The list is frighteningly long but also sobering and shows how terribly short the life expectancy of an African development child is. This points to the overlapping nature of the plans and their non-implementation because of lack of political will or resources.

There is yet another subtle aspect about plans, visions and initiatives that is less recognised because plans are used as a way of framing the way problems and issues are thought about. It is a process of excluding alternatives which are sometimes not acceptable to those drawing up the plans.

Those plans that are couched in futuristic terms serve to postpone problems and thus ease demands on the political system at least for a while – Namibia’s Vision 2030 is a case in point.

So, the fundamental question is whether Nepad will succeed where others wavered.

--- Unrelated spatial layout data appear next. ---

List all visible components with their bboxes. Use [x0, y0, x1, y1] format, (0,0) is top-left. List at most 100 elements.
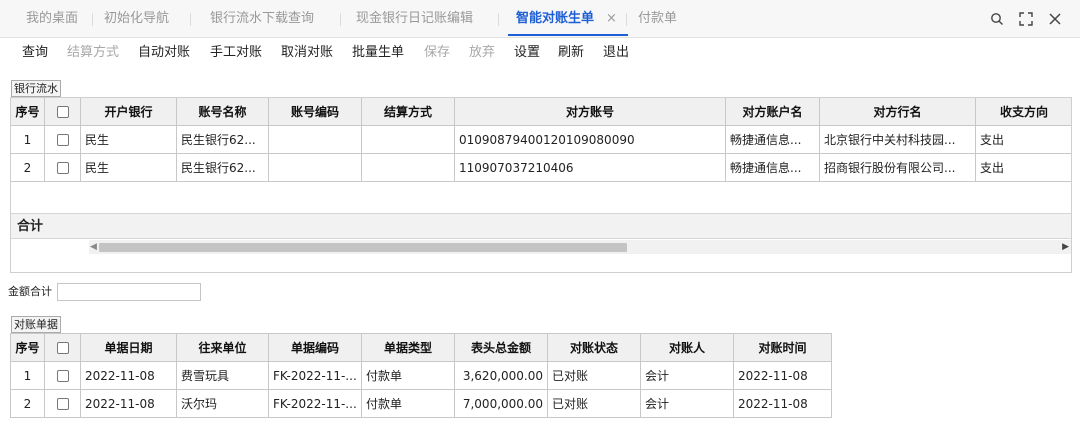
active-tab-indicator — [508, 34, 628, 36]
tab-close-icon[interactable]: × — [606, 0, 617, 38]
tab-payment-order[interactable]: 付款单 — [638, 0, 677, 38]
close-icon[interactable] — [1045, 9, 1065, 29]
table-row[interactable]: 2 民生 民生银行62... 110907037210406 畅捷通信息... … — [11, 153, 1071, 182]
manual-reconcile-button[interactable]: 手工对账 — [210, 38, 262, 68]
auto-reconcile-button[interactable]: 自动对账 — [138, 38, 190, 68]
batch-generate-button[interactable]: 批量生单 — [352, 38, 404, 68]
table-empty-area — [11, 183, 1071, 213]
column-header[interactable]: 对账状态 — [547, 333, 641, 362]
cell-counter-bank: 北京银行中关村科技园... — [819, 125, 976, 154]
table-row[interactable]: 2 2022-11-08 沃尔玛 FK-2022-11-... 付款单 7,00… — [10, 389, 832, 418]
column-header[interactable]: 往来单位 — [176, 333, 269, 362]
cell-counter-account-name: 畅捷通信息... — [725, 125, 820, 154]
row-number: 1 — [10, 361, 45, 390]
tab-init-nav[interactable]: 初始化导航 — [104, 0, 169, 38]
column-header[interactable]: 表头总金额 — [454, 333, 548, 362]
bank-flow-section-label[interactable]: 银行流水 — [11, 80, 61, 97]
row-select-cell[interactable] — [44, 389, 81, 418]
discard-button[interactable]: 放弃 — [469, 38, 495, 68]
column-header-select-all[interactable] — [44, 333, 81, 362]
column-header[interactable]: 账号编码 — [268, 98, 362, 126]
column-header[interactable]: 对方账户名 — [725, 98, 820, 126]
select-all-checkbox[interactable] — [56, 106, 69, 118]
column-header[interactable]: 账号名称 — [176, 98, 269, 126]
table-row[interactable]: 1 民生 民生银行62... 01090879400120109080090 畅… — [11, 125, 1071, 154]
cell-bank: 民生 — [80, 125, 177, 154]
sum-label: 合计 — [17, 219, 44, 234]
column-header[interactable]: 对账时间 — [733, 333, 832, 362]
cell-total-amount: 3,620,000.00 — [454, 361, 548, 390]
column-header[interactable]: 单据编码 — [268, 333, 362, 362]
column-header[interactable]: 结算方式 — [361, 98, 455, 126]
cell-counter-account-name: 畅捷通信息... — [725, 153, 820, 182]
tab-bar: 我的桌面 初始化导航 银行流水下载查询 现金银行日记账编辑 智能对账生单 × 付… — [0, 0, 1080, 38]
cell-reconciler: 会计 — [640, 361, 734, 390]
cell-total-amount: 7,000,000.00 — [454, 389, 548, 418]
tab-separator — [92, 13, 93, 26]
tab-bank-flow-query[interactable]: 银行流水下载查询 — [210, 0, 314, 38]
exit-button[interactable]: 退出 — [603, 38, 629, 68]
column-header[interactable]: 序号 — [11, 98, 45, 126]
row-select-cell[interactable] — [44, 361, 81, 390]
column-header[interactable]: 序号 — [10, 333, 45, 362]
tab-my-desktop[interactable]: 我的桌面 — [26, 0, 78, 38]
recon-docs-table: 序号 单据日期 往来单位 单据编码 单据类型 表头总金额 对账状态 对账人 对账… — [10, 333, 832, 418]
cell-account-name: 民生银行62... — [176, 125, 269, 154]
column-header[interactable]: 开户银行 — [80, 98, 177, 126]
amount-total-field[interactable] — [57, 283, 201, 301]
cell-counter-account: 01090879400120109080090 — [454, 125, 726, 154]
query-button[interactable]: 查询 — [22, 38, 48, 68]
horizontal-scrollbar[interactable]: ◀ ▶ — [89, 240, 1071, 254]
row-checkbox[interactable] — [56, 162, 69, 174]
fullscreen-icon[interactable] — [1016, 9, 1036, 29]
row-checkbox[interactable] — [56, 370, 69, 382]
cell-doc-type: 付款单 — [361, 361, 455, 390]
scrollbar-thumb[interactable] — [99, 243, 627, 252]
column-header[interactable]: 对账人 — [640, 333, 734, 362]
row-number: 2 — [10, 389, 45, 418]
cell-reconciler: 会计 — [640, 389, 734, 418]
cell-partner: 费雪玩具 — [176, 361, 269, 390]
tab-cash-journal-edit[interactable]: 现金银行日记账编辑 — [356, 0, 473, 38]
column-header-select-all[interactable] — [44, 98, 81, 126]
column-header[interactable]: 对方账号 — [454, 98, 726, 126]
table-row[interactable]: 1 2022-11-08 费雪玩具 FK-2022-11-... 付款单 3,6… — [10, 361, 832, 390]
cell-doc-code: FK-2022-11-... — [268, 389, 362, 418]
row-number: 1 — [11, 125, 45, 154]
save-button[interactable]: 保存 — [424, 38, 450, 68]
column-header[interactable]: 对方行名 — [819, 98, 976, 126]
sum-row: 合计 — [11, 213, 1071, 239]
bank-flow-panel: 序号 开户银行 账号名称 账号编码 结算方式 对方账号 对方账户名 对方行名 收… — [10, 97, 1072, 273]
table-header-row: 序号 单据日期 往来单位 单据编码 单据类型 表头总金额 对账状态 对账人 对账… — [10, 333, 832, 362]
scroll-right-icon[interactable]: ▶ — [1062, 240, 1069, 254]
cell-doc-code: FK-2022-11-... — [268, 361, 362, 390]
row-select-cell[interactable] — [44, 153, 81, 182]
search-icon[interactable] — [987, 9, 1007, 29]
amount-total-label: 金额合计 — [8, 285, 52, 298]
cell-account-name: 民生银行62... — [176, 153, 269, 182]
cell-settlement — [361, 125, 455, 154]
scroll-left-icon[interactable]: ◀ — [90, 240, 97, 254]
cell-recon-status: 已对账 — [547, 361, 641, 390]
recon-docs-section-label[interactable]: 对账单据 — [11, 316, 61, 333]
cell-doc-type: 付款单 — [361, 389, 455, 418]
cell-recon-time: 2022-11-08 — [733, 389, 832, 418]
refresh-button[interactable]: 刷新 — [558, 38, 584, 68]
cell-bank: 民生 — [80, 153, 177, 182]
select-all-checkbox[interactable] — [56, 342, 69, 354]
cell-counter-bank: 招商银行股份有限公司... — [819, 153, 976, 182]
column-header[interactable]: 单据类型 — [361, 333, 455, 362]
settings-button[interactable]: 设置 — [514, 38, 540, 68]
tab-separator — [626, 13, 627, 26]
cell-account-code — [268, 153, 362, 182]
tab-smart-reconcile[interactable]: 智能对账生单 — [516, 0, 594, 38]
column-header[interactable]: 收支方向 — [975, 98, 1071, 126]
row-select-cell[interactable] — [44, 125, 81, 154]
tab-separator — [190, 13, 191, 26]
bank-flow-table: 序号 开户银行 账号名称 账号编码 结算方式 对方账号 对方账户名 对方行名 收… — [11, 98, 1071, 182]
row-checkbox[interactable] — [56, 398, 69, 410]
column-header[interactable]: 单据日期 — [80, 333, 177, 362]
cancel-reconcile-button[interactable]: 取消对账 — [281, 38, 333, 68]
row-checkbox[interactable] — [56, 134, 69, 146]
settlement-method-button[interactable]: 结算方式 — [67, 38, 119, 68]
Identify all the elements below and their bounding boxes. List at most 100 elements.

On what grounds does it stake its claims as the panacea for the continent’s declining fortunes or more broadly as the harbinger of the much-talked-about African Renaissance.

Nepad was, or still is, “a pledge by African leaders based on a common vision and a firm and shared conviction that they have a pressing duty to eradicate poverty and to place their countries, both individually and collectively, on a path of sustainable growth and sustainable development and at the same time to participate actively in the world economy and body politic.”

Some aspects are discernible from this statement. These are:

1. The emphasis on African ownership of Nepad and the role and responsibilities of leaders to see it through.

2. Second is the commitment to forging a new partnership with the West and international financial institutions.

3. Thirdly, there is talk of creating an enabling environment by minimising conflict through the promotion of good governance, macroeconomic stability, maintaining transparency and accountability in both the public and private realms.

One does not want to pour cold water onto the continent’s new child. But looking back, Nepad is likely to flounder like many of the previous plans. First of all, there is basically nothing new in the Nepad which has not been encapsulated in the previous plans before it. In fact, some like the Lagos Plan of Action or the Revised Framework were more “African” and more “radical” as they put more emphasis on self-reliance, self-sustainability and democratisation of the development process.

As it stands now, Nepad’s agenda reflects many of the assumptions that characterised the neo-liberal socio-economic and political programmes that were designed for Africa in the late 1980s and 90s. Quo Vadis, Nepad?